The concept of a world model is about enabling AI to not just predict or react to individual inputs, like language models or image models do, but to understand and plan in a three-dimensional world, much like humans do. Today’s large language models (LLMs) are limited because they only predict the next word or token, and image or video models predict the next pixel. While effective in their specific tasks, these models do not truly comprehend the real world, which is crucial for achieving AGI.

LeCun points out that humans, by the age of 10, can learn to perform physical tasks such as clearing a table or driving a car with minimal training. In contrast, even the most advanced AI systems, despite being trained on massive amounts of data, still struggle with basic real-world tasks. To bridge this gap, LeCun suggests AI needs to develop a deeper understanding of the physical world, which is where world models come into play.

A world model is essentially an AI's internal understanding of how the world operates. It allows the AI to predict the outcomes of actions before they are taken. For instance, if you look at a messy room, you can plan how to clean it without trial and error.

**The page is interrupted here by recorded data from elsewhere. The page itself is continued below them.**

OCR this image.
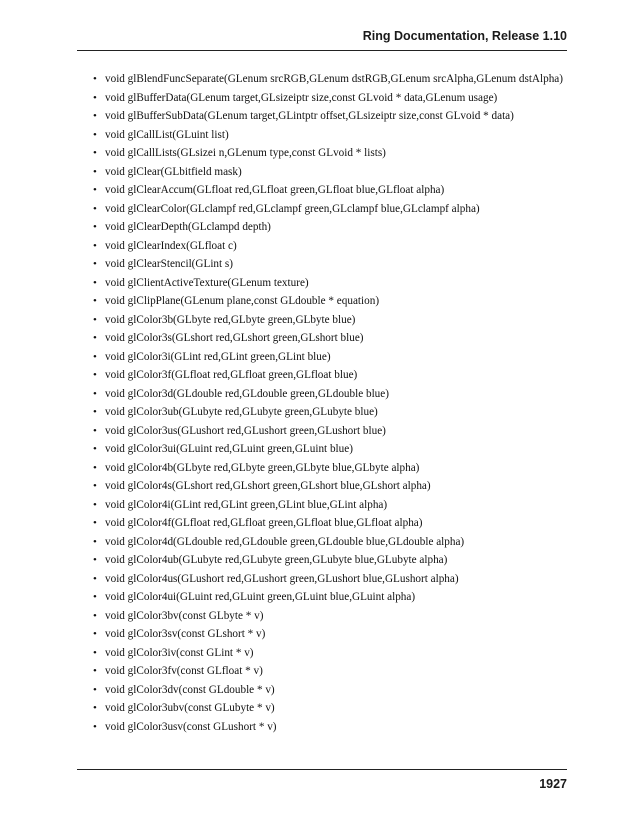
Ring Documentation, Release 1.10
• void glBlendFuncSeparate(GLenum srcRGB,GLenum dstRGB,GLenum srcAlpha,GLenum dstAlpha)
• void glBufferData(GLenum target,GLsizeiptr size,const GLvoid * data,GLenum usage)
• void glBufferSubData(GLenum target,GLintptr offset,GLsizeiptr size,const GLvoid * data)
• void glCallList(GLuint list)
• void glCallLists(GLsizei n,GLenum type,const GLvoid * lists)
• void glClear(GLbitfield mask)
• void glClearAccum(GLfloat red,GLfloat green,GLfloat blue,GLfloat alpha)
• void glClearColor(GLclampf red,GLclampf green,GLclampf blue,GLclampf alpha)
• void glClearDepth(GLclampd depth)
• void glClearIndex(GLfloat c)
• void glClearStencil(GLint s)
• void glClientActiveTexture(GLenum texture)
• void glClipPlane(GLenum plane,const GLdouble * equation)
• void glColor3b(GLbyte red,GLbyte green,GLbyte blue)
• void glColor3s(GLshort red,GLshort green,GLshort blue)
• void glColor3i(GLint red,GLint green,GLint blue)
• void glColor3f(GLfloat red,GLfloat green,GLfloat blue)
• void glColor3d(GLdouble red,GLdouble green,GLdouble blue)
• void glColor3ub(GLubyte red,GLubyte green,GLubyte blue)
• void glColor3us(GLushort red,GLushort green,GLushort blue)
• void glColor3ui(GLuint red,GLuint green,GLuint blue)
• void glColor4b(GLbyte red,GLbyte green,GLbyte blue,GLbyte alpha)
• void glColor4s(GLshort red,GLshort green,GLshort blue,GLshort alpha)
• void glColor4i(GLint red,GLint green,GLint blue,GLint alpha)
• void glColor4f(GLfloat red,GLfloat green,GLfloat blue,GLfloat alpha)
• void glColor4d(GLdouble red,GLdouble green,GLdouble blue,GLdouble alpha)
• void glColor4ub(GLubyte red,GLubyte green,GLubyte blue,GLubyte alpha)
• void glColor4us(GLushort red,GLushort green,GLushort blue,GLushort alpha)
• void glColor4ui(GLuint red,GLuint green,GLuint blue,GLuint alpha)
• void glColor3bv(const GLbyte * v)
• void glColor3sv(const GLshort * v)
• void glColor3iv(const GLint * v)
• void glColor3fv(const GLfloat * v)
• void glColor3dv(const GLdouble * v)
• void glColor3ubv(const GLubyte * v)
• void glColor3usv(const GLushort * v)
1927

This is the type of reasoning that world models aim to replicate in AI systems.

World models have the potential to handle more data and perform more complex tasks, but they are also computationally demanding. Many AI labs are now exploring this approach, including a startup called World Labs, which raised $230 million to advance this technology. OpenAI has also referred to its upcoming video generator, Sora, as a world model, although details remain scarce.

LeCun himself has discussed world models in his 2022 paper on "objective-driven AI," a concept that dates back over 60 years. The idea is to feed a model with real-world data, give it an objective (like cleaning a room), and let it predict the sequence of actions needed to achieve that objective while following safety guidelines.

LeCun’s lab at Meta, known as FAIR (Fundamental AI Research), is focusing on long-term AI projects like world models. Although progress has been slow, LeCun believes these models are essential for creating AI systems that can think, plan, and reason at the same level as humans. However, achieving this goal will take years, if not a decade, to fully realize.